You should ask the company for the exact nature of the allegation against you before you reply.
You should take a witness to any meeting which the company calls, but not a witness from within the company.
You should receive the allegation in writing and ask for a reasonable time to respond. The company may be intending to dismiss you because it will be easier to do that than face a controversial sexual harassment claim from your accuser. However you may wish to take action while you are being stood down and not wait until you have been dismissed before claiming wrongful dismissal. In certain circumstances the accuser of the false allegations may be liable to pay you damages for defamation, especially if that defamation causes you to lose your job. Your initial dispute is with the accuser, rather than the company itself.
The company may not dismiss you if it is aware that you have taken action against the fellow employee to defend your good name. It will come as a shock to the accuser to be sued for defamation and it may be that the best way out for the accuser is to make an apology to you which will assist you to save your job. This will also be effective for saving the other employee a substantial amount of legal costs and a payout. The overall result might well be that you can hold on to your job and that the accuser is dismissed for wilful unlawful serious misconduct for making the false allegation.

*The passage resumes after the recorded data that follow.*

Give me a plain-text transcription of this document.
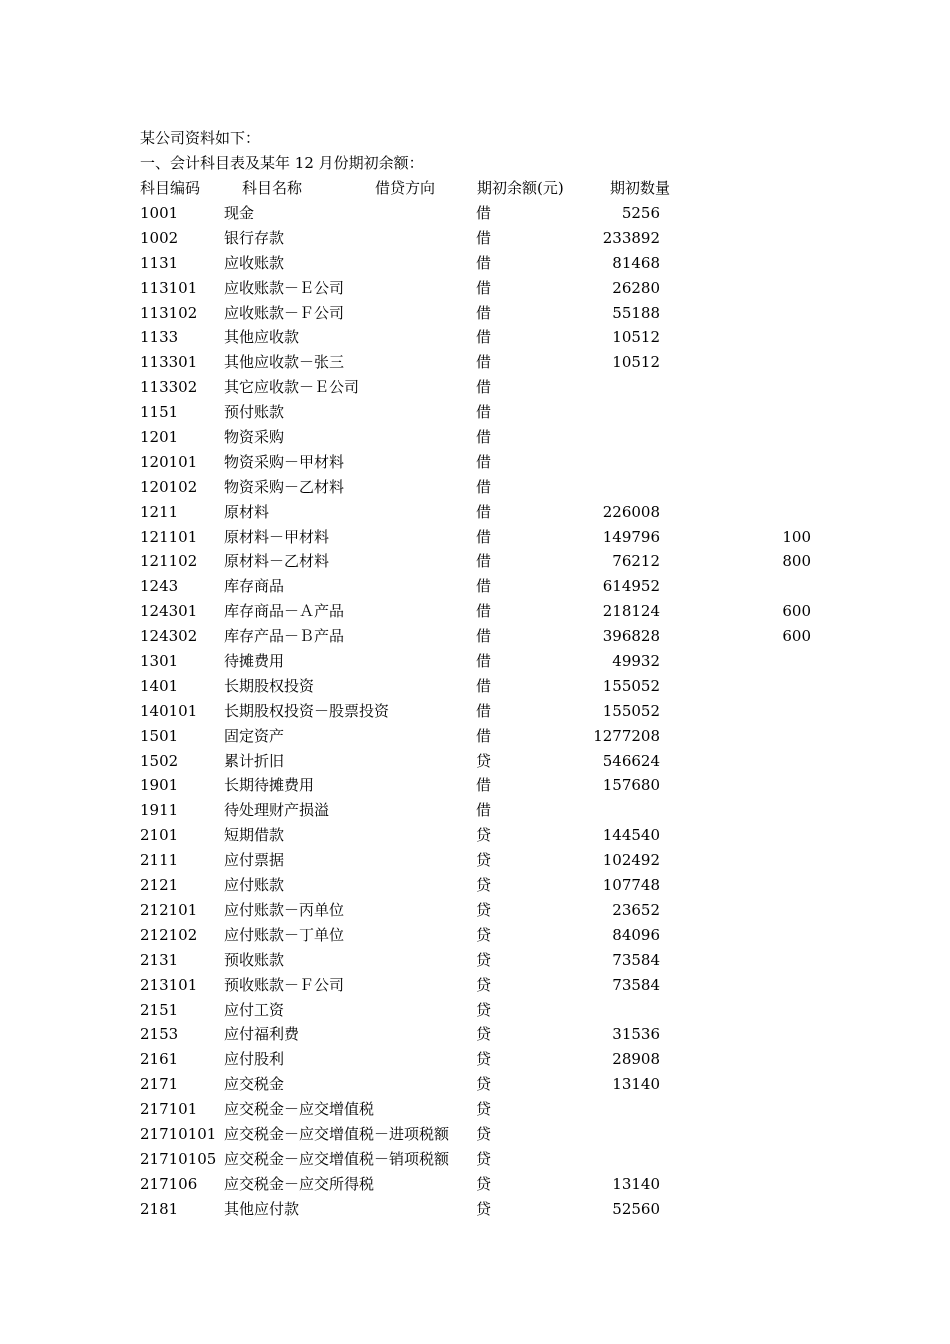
某公司资料如下：
一、会计科目表及某年 12 月份期初余额：
科目编码	科目名称	借贷方向	期初余额(元)	期初数量
1001	现金	借	5256
1002	银行存款	借	233892
1131	应收账款	借	81468
113101 应收账款－Ｅ公司	借	26280
113102 应收账款－Ｆ公司	借	55188
1133	其他应收款	借	10512
113301 其他应收款－张三	借	10512
113302 其它应收款－Ｅ公司	借
1151	预付账款	借
1201	物资采购	借
120101 物资采购－甲材料	借
120102 物资采购－乙材料	借
1211	原材料	借	226008
121101 原材料－甲材料	借	149796	100
121102 原材料－乙材料	借	76212	800
1243	库存商品	借	614952
124301 库存商品－Ａ产品	借	218124	600
124302 库存产品－Ｂ产品	借	396828	600
1301	待摊费用	借	49932
1401	长期股权投资	借	155052
140101 长期股权投资－股票投资	借	155052
1501	固定资产	借	1277208
1502	累计折旧	贷	546624
1901	长期待摊费用	借	157680
1911	待处理财产损溢	借
2101	短期借款	贷	144540
2111	应付票据	贷	102492
2121	应付账款	贷	107748
212101 应付账款－丙单位	贷	23652
212102 应付账款－丁单位	贷	84096
2131	预收账款	贷	73584
213101 预收账款－Ｆ公司	贷	73584
2151	应付工资	贷
2153	应付福利费	贷	31536
2161	应付股利	贷	28908
2171	应交税金	贷	13140
217101 应交税金－应交增值税	贷
21710101 应交税金－应交增值税－进项税额 贷
21710105 应交税金－应交增值税－销项税额 贷
217106 应交税金－应交所得税	贷	13140
2181	其他应付款	贷	52560
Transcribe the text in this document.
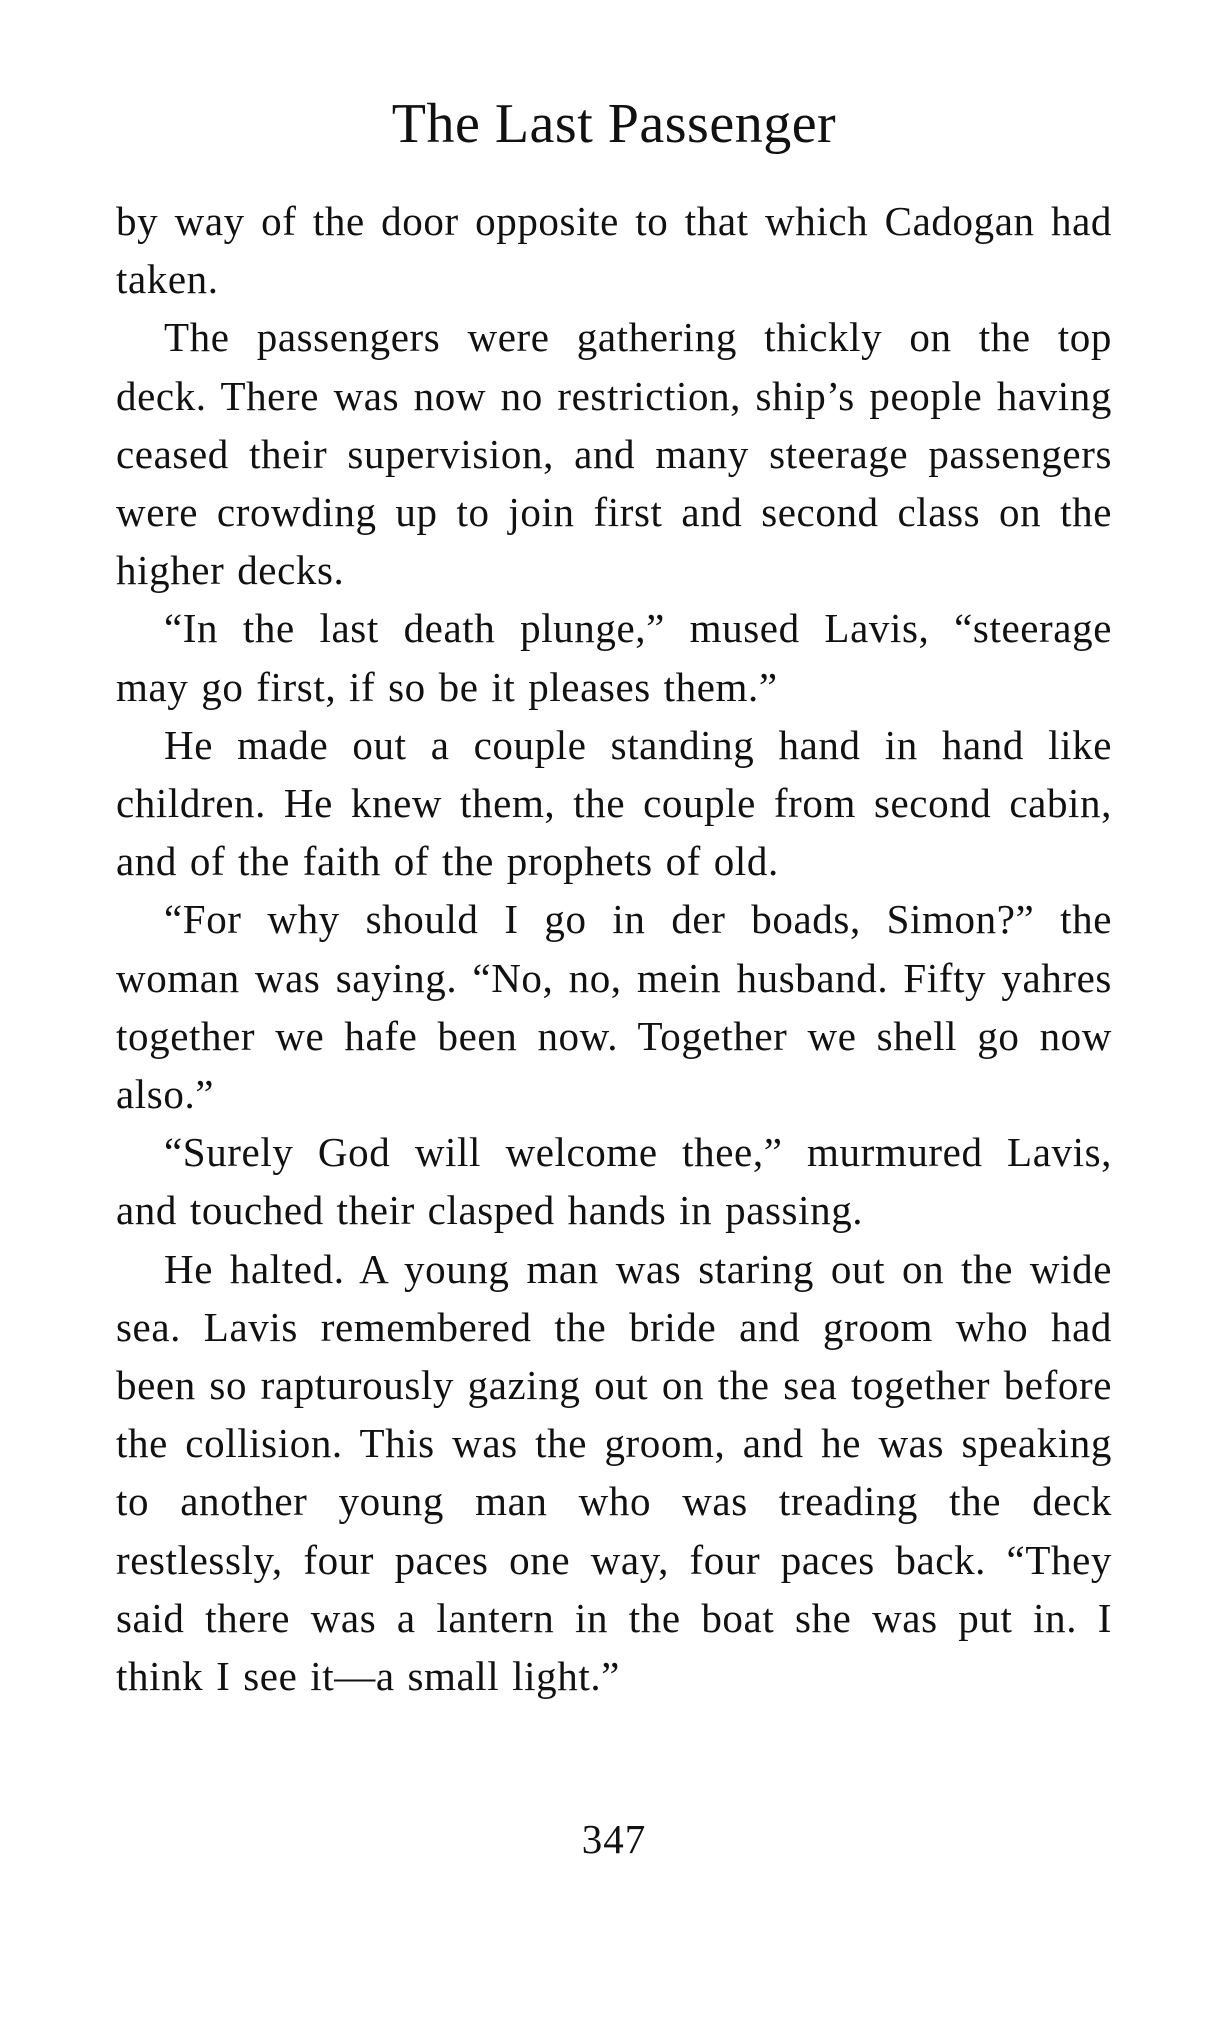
The Last Passenger

by way of the door opposite to that which Cadogan had taken.

The passengers were gathering thickly on the top deck. There was now no restriction, ship’s people having ceased their supervision, and many steerage passengers were crowding up to join first and second class on the higher decks.

“In the last death plunge,” mused Lavis, “steerage may go first, if so be it pleases them.”

He made out a couple standing hand in hand like children. He knew them, the couple from second cabin, and of the faith of the prophets of old.

“For why should I go in der boads, Simon?” the woman was saying. “No, no, mein husband. Fifty yahres together we hafe been now. Together we shell go now also.”

“Surely God will welcome thee,” murmured Lavis, and touched their clasped hands in passing.

He halted. A young man was staring out on the wide sea. Lavis remembered the bride and groom who had been so rapturously gazing out on the sea together before the collision. This was the groom, and he was speaking to another young man who was treading the deck restlessly, four paces one way, four paces back. “They said there was a lantern in the boat she was put in. I think I see it—a small light.”

347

Not all companies however will back you and it may be that you will be dismissed even though you have commenced defamation proceedings. You can then decide whether or not to issue wrongful termination of employment proceedings against your employer or whether you merely rely upon your legal proceedings against the accuser. It is a better position for you to have more than one option, especially because a payment for defamation will be treated differently to a payment from an employer in terms of the taxation payable.